Il forte aumento dell’inflazione registrato in questi ultimi mesi è sicuramente imputabile all’incremento dei prezzi delle materie prime (gas e petrolio in primis) ma, anche, dalle politiche espansive adottate dai singoli stati nazionali e dalla BCE. Tuttavia, sebbene nel biennio 2017-2018 la Banca Centrale Europea fosse arrivata ad acquistare fino a 80 miliardi di euro al mese di titoli di stato pubblici, ora ne acquista circa 15 al mese. Alla fine dello scorso ottobre con il Programma di acquisto dei titoli del Settore Pubblico (PSPP), la BCE  ne ha cumulati 2.603 miliardi, di cui 433 miliardi di titoli italiani (16,7 per cento del totale).

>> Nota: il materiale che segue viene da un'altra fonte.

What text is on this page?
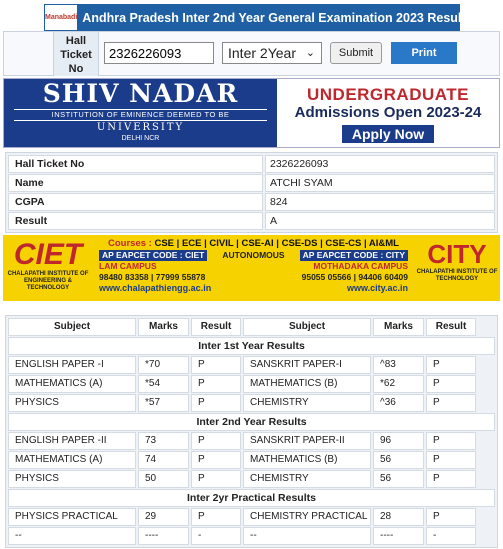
Manabadi Andhra Pradesh Inter 2nd Year General Examination 2023 Results
Hall Ticket No
2326226093
Inter 2Year ⌄	Submit	Print
SHIV NADAR
INSTITUTION OF EMINENCE DEEMED TO BE
UNIVERSITY
DELHI NCR
UNDERGRADUATE
Admissions Open 2023-24
Apply Now
Hall Ticket No	2326226093
Name	ATCHI SYAM
CGPA	824
Result	A
CIET
CHALAPATHI INSTITUTE OF ENGINEERING & TECHNOLOGY
Courses : CSE | ECE | CIVIL | CSE-AI | CSE-DS | CSE-CS | AI&ML
AP EAPCET CODE : CIET	AUTONOMOUS	AP EAPCET CODE : CITY
LAM CAMPUS	MOTHADAKA CAMPUS
98480 83358 | 77999 55878	95055 05566 | 94406 60409
www.chalapathiengg.ac.in	www.city.ac.in
CITY
CHALAPATHI INSTITUTE OF TECHNOLOGY
Subject	Marks	Result	Subject	Marks	Result
Inter 1st Year Results
ENGLISH PAPER -I	*70	P	SANSKRIT PAPER-I	^83	P
MATHEMATICS (A)	*54	P	MATHEMATICS (B)	*62	P
PHYSICS	*57	P	CHEMISTRY	^36	P
Inter 2nd Year Results
ENGLISH PAPER -II	73	P	SANSKRIT PAPER-II	96	P
MATHEMATICS (A)	74	P	MATHEMATICS (B)	56	P
PHYSICS	50	P	CHEMISTRY	56	P
Inter 2yr Practical Results
PHYSICS PRACTICAL	29	P	CHEMISTRY PRACTICAL	28	P
--	----	-	--	----	-
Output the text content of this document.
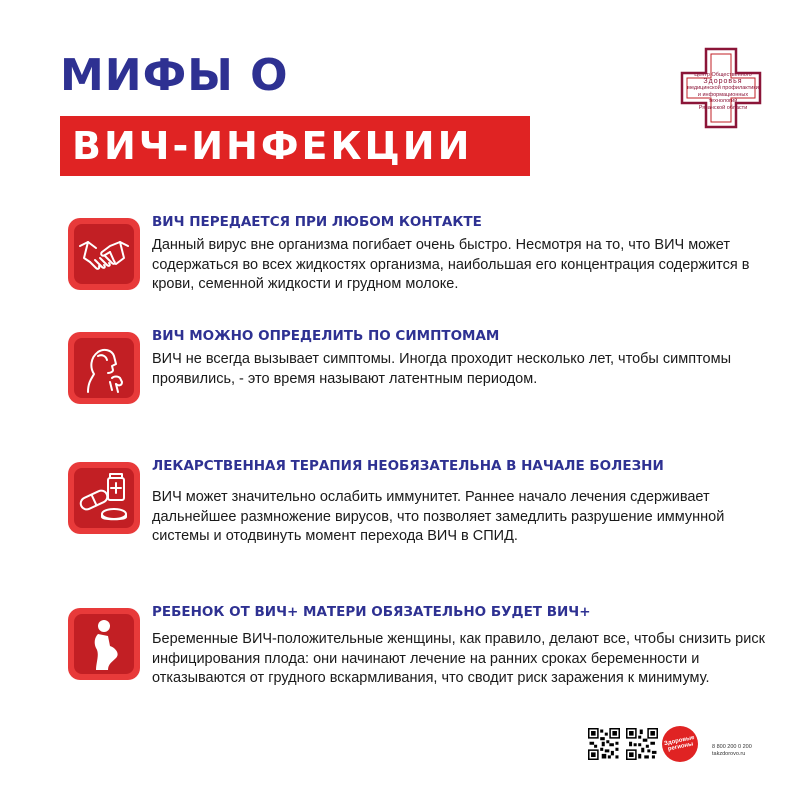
МИФЫ О
ВИЧ-ИНФЕКЦИИ
Центр Общественного
Здоровья
медицинской профилактики
и информационных технологий
Рязанской области
ВИЧ ПЕРЕДАЕТСЯ ПРИ ЛЮБОМ КОНТАКТЕ
Данный вирус вне организма погибает очень быстро. Несмотря на то, что ВИЧ может содержаться во всех жидкостях организма, наибольшая его концентрация содержится в крови, семенной жидкости и грудном молоке.
ВИЧ МОЖНО ОПРЕДЕЛИТЬ ПО СИМПТОМАМ
ВИЧ не всегда вызывает симптомы. Иногда проходит несколько лет, чтобы симптомы проявились, - это время называют латентным периодом.
ЛЕКАРСТВЕННАЯ ТЕРАПИЯ НЕОБЯЗАТЕЛЬНА В НАЧАЛЕ БОЛЕЗНИ
ВИЧ может значительно ослабить иммунитет. Раннее начало лечения сдерживает дальнейшее размножение вирусов, что позволяет замедлить разрушение иммунной системы и отодвинуть момент перехода ВИЧ в СПИД.
РЕБЕНОК ОТ ВИЧ+ МАТЕРИ ОБЯЗАТЕЛЬНО БУДЕТ ВИЧ+
Беременные ВИЧ-положительные женщины, как правило, делают все, чтобы снизить риск инфицирования плода: они начинают лечение на ранних сроках беременности и отказываются от грудного вскармливания, что сводит риск заражения к минимуму.
Здоровые регионы	8 800 200 0 200
takzdorovo.ru
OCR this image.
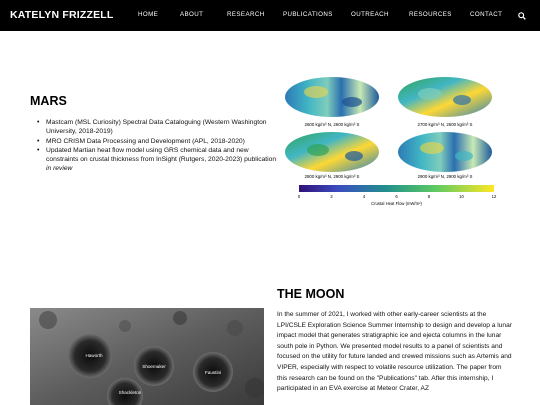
KATELYN FRIZZELL	HOME	ABOUT	RESEARCH	PUBLICATIONS	OUTREACH	RESOURCES	CONTACT
MARS
• Mastcam (MSL Curiosity) Spectral Data Cataloguing (Western Washington University, 2018-2019)
• MRO CRISM Data Processing and Development (APL, 2018-2020)
• Updated Martian heat flow model using GRS chemical data and new constraints on crustal thickness from InSight (Rutgers, 2020-2023) publication in review
2600 kg/m³ N, 2600 kg/m³ S	2700 kg/m³ N, 2600 kg/m³ S
2800 kg/m³ N, 2900 kg/m³ S	2900 kg/m³ N, 2900 kg/m³ S
0	2	4	6	8	10	12
Crustal Heat Flow (mW/m²)
THE MOON
In the summer of 2021, I worked with other early-career scientists at the LPI/CSLE Exploration Science Summer Internship to design and develop a lunar impact model that generates stratigraphic ice and ejecta columns in the lunar south pole in Python. We presented model results to a panel of scientists and focused on the utility for future landed and crewed missions such as Artemis and VIPER, especially with respect to volatile resource utilization. The paper from this research can be found on the "Publications" tab. After this internship, I participated in an EVA exercise at Meteor Crater, AZ
Haworth
Shoemaker
Faustini
Shackleton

In altre parole  è stata realizzata una grandiosa iniezione di liquidità nel sistema economico europeo che non ha precedenti. Alla luce di ciò, è evidente che se le banche centrali vorranno “raffreddare” il caro prezzi, molto probabilmente dovranno ridurre l’iniezione di liquidità immessa in questi ultimi anni. Per un Paese come l’Italia che ha un debito pubblico  gigantesco, questo scenario rischia di peggiorare ulteriormente il nostro quadro finanziario.

  • Tra le uscite spiccano le pensioni: deficit a 167,7 miliardi

Secondo la Nota di Aggiornamento del Documento di Economia e Finanza 2021, la voce di spesa corrente più significativa che registriamo  quest’anno nel nostro Paese è quella pensionistica che ammonta a 287,6 miliardi di euro. Seguono i redditi da lavoro dipendente con 179,4 miliardi,  i consumi intermedi con 161,9 miliardi, le altre prestazioni sociali con 116,3 miliardi e le altre spese correnti con 87,6 miliardi. Includendo anche gli interessi sul debito pubblico (pari a 60,5 miliardi), il totale spese correnti ammonta a 893,4 miliardi, di cui 129,4 per la spesa sanitaria. Se aggiungiamo anche le spese in conto capitale (ovvero gli investimenti), che per l’anno in corso sono pari a 107,3 miliardi, la spesa finale ammonta a 1.000,7 miliardi. Per contro, le entrate totali quest’anno raggiungeranno quota 832,9 miliardi: pertanto l’indebitamento netto si attesta a -167,6 miliardi di euro (-9,4 per cento del Pil).